The NGJ will replace the ALQ-99 tactical jamming system on the Navy’s EA-18G Growler electronic warfare aircraft beginning in 2020. In July, the Naval Air Systems Command awarded Raytheon a $279.4 million contract for the NGJ technology development phase. Northrop Grumman and BAE Systems also competed for the program; the latter has protested the contract award to the GAO.
In the 2013 defense appropriations bill, the Senate directed the GAO to review the NGJ program “to determine if there are redundancies across the services and assess whether this effort should become a joint service solution.” Reporting back last month, the GAO said that Department of Defense (DOD) analyses of the NGJ program are correct in concluding that it “meets a valid need and is not duplicative” in its primary role of suppressing enemy air defenses from beyond the range of known surface-to-air missiles.
But since the DOD completed some of those analyses, other services have planned or initiated electronic attack programs that could overlap some NGJ capabilities. Among examples are an Air Force multi-platform electronic attack pod upgrade; the Army’s communications electronic attack with surveillance and reconnaissance (Ceasar) system being tested on the MQ-1C Gray Eagle; and the Marine Corps’ Intrepid Tiger Block 1 pod for fixed- and rotary-wing aircraft. Contractors General Atomics and Northrop Grumman recently demonstrated electronic attack capability on an MQ-9 Reaper unmanned aircraft for the Marines.
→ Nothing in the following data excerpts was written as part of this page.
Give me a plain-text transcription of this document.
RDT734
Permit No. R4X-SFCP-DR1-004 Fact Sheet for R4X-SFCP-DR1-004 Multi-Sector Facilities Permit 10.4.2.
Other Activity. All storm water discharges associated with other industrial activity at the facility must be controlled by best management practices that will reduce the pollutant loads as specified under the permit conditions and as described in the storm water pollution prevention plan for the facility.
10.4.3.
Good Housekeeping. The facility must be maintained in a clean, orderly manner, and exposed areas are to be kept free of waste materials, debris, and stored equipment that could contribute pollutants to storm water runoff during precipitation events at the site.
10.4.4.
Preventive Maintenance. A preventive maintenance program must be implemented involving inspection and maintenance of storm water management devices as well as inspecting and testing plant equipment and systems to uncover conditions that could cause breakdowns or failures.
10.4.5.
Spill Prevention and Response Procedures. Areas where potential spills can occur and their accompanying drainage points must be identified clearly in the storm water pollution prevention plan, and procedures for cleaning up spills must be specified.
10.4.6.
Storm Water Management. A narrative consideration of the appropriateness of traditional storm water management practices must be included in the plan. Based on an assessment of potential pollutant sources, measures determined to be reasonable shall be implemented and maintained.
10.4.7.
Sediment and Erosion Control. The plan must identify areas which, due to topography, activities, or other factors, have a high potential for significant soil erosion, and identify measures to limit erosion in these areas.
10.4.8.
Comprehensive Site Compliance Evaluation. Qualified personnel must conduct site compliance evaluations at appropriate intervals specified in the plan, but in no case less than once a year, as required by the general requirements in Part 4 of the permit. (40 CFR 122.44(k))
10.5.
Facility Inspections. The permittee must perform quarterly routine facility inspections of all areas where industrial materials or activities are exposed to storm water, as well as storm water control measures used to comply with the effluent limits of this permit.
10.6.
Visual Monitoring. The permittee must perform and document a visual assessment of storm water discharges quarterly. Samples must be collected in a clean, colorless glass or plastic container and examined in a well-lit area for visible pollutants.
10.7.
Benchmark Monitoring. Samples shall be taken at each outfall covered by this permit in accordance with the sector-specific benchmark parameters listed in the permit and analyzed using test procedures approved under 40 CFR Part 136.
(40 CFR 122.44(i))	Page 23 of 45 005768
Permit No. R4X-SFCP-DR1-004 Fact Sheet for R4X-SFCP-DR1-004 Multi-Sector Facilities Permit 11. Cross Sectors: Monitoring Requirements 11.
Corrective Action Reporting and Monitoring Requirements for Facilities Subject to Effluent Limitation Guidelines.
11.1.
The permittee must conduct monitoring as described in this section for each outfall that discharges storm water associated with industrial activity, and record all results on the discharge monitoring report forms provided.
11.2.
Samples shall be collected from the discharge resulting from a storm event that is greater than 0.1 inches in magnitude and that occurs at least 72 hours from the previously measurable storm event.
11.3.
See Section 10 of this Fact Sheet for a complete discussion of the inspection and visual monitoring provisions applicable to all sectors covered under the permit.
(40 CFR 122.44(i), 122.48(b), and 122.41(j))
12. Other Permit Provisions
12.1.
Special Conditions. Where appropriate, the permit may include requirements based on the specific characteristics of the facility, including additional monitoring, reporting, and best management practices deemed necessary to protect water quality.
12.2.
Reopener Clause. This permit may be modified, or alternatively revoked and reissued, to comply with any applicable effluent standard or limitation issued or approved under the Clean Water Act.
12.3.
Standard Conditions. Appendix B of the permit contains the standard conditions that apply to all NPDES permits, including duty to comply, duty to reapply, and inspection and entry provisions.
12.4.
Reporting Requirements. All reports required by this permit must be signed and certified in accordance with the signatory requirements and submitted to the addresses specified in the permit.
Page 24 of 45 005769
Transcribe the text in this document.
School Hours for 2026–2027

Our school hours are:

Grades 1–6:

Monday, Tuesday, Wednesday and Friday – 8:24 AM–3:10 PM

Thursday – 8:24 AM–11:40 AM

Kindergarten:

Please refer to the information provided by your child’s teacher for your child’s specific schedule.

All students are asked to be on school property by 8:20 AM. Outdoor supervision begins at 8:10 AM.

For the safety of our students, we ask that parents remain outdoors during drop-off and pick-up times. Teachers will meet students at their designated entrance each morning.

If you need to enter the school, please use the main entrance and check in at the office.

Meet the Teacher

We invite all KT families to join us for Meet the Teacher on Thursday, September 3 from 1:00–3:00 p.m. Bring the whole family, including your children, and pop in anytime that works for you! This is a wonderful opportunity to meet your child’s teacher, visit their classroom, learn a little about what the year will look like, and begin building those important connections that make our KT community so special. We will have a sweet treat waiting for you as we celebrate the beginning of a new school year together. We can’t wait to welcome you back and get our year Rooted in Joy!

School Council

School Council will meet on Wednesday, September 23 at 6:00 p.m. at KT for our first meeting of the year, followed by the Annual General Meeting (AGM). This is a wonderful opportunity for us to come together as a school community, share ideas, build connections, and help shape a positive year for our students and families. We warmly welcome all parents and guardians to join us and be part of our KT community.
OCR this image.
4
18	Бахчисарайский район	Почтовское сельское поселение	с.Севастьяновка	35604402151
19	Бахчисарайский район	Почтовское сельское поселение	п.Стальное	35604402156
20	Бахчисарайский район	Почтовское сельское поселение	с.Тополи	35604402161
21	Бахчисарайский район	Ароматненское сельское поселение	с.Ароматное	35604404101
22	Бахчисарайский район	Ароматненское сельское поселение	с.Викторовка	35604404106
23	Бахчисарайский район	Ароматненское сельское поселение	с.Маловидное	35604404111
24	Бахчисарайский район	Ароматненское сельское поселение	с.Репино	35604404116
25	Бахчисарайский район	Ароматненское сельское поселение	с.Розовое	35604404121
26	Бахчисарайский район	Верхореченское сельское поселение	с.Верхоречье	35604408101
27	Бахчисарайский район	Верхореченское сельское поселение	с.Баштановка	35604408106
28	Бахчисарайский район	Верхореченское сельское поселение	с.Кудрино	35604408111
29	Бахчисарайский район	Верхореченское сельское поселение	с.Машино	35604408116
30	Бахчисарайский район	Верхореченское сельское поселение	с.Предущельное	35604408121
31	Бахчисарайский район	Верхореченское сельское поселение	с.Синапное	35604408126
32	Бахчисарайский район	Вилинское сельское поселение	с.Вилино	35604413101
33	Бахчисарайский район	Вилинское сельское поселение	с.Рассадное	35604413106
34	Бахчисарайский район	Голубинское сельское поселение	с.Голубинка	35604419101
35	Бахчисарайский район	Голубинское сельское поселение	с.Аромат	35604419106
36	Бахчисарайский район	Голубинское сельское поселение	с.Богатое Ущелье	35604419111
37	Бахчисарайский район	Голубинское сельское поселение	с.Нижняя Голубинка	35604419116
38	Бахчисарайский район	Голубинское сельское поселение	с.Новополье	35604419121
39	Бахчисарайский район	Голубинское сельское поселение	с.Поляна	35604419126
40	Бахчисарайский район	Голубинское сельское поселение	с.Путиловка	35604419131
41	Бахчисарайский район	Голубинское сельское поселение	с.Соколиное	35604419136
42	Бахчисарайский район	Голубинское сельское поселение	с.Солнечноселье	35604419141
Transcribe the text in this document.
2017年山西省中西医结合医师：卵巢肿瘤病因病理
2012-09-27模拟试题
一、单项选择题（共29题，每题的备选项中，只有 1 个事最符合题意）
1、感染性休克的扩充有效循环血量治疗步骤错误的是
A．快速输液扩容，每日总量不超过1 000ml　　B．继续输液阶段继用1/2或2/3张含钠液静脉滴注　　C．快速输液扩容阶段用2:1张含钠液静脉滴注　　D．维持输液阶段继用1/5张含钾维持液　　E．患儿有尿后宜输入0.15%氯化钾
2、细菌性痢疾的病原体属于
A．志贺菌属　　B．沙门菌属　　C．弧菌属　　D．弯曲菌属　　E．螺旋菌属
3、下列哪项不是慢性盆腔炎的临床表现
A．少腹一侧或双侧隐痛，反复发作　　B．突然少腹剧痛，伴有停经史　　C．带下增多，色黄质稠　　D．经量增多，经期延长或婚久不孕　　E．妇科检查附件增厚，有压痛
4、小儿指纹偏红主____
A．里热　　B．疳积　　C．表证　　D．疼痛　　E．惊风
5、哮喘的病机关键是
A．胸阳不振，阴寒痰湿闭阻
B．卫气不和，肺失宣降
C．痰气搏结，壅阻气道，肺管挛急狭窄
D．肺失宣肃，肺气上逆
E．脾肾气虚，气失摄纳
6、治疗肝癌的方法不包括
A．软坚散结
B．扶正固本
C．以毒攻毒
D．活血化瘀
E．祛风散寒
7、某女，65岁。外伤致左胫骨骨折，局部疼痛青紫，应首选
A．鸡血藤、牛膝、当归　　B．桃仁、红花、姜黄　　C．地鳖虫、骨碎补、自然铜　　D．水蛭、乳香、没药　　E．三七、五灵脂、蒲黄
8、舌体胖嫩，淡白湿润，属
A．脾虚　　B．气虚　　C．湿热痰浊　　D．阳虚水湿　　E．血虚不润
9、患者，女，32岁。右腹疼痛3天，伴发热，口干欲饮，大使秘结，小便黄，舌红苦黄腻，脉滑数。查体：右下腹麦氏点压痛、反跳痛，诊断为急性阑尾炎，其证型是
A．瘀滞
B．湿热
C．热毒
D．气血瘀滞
The Army’s electronic warfare division told the GAO that “although the NGJ-equipped EA-18Gs would have a role in helping to establish air superiority before the Army enters an area, the Army plans to rely on its own airborne electronic attack systems to perform the necessary jamming in support of its ground forces.” Similarly, the Marine Corps told the agency that it “does not plan to rely solely on Navy EA-18Gs with NGJ to support its air and ground forces.”
In its report to Congress, the GAO recommends that the Navy “address overlap and duplication” with other electronic attack systems in the NGJ capability development document. It calls upon the DOD to provide Congress with “complete information” about the relationship between electronic warfare programs.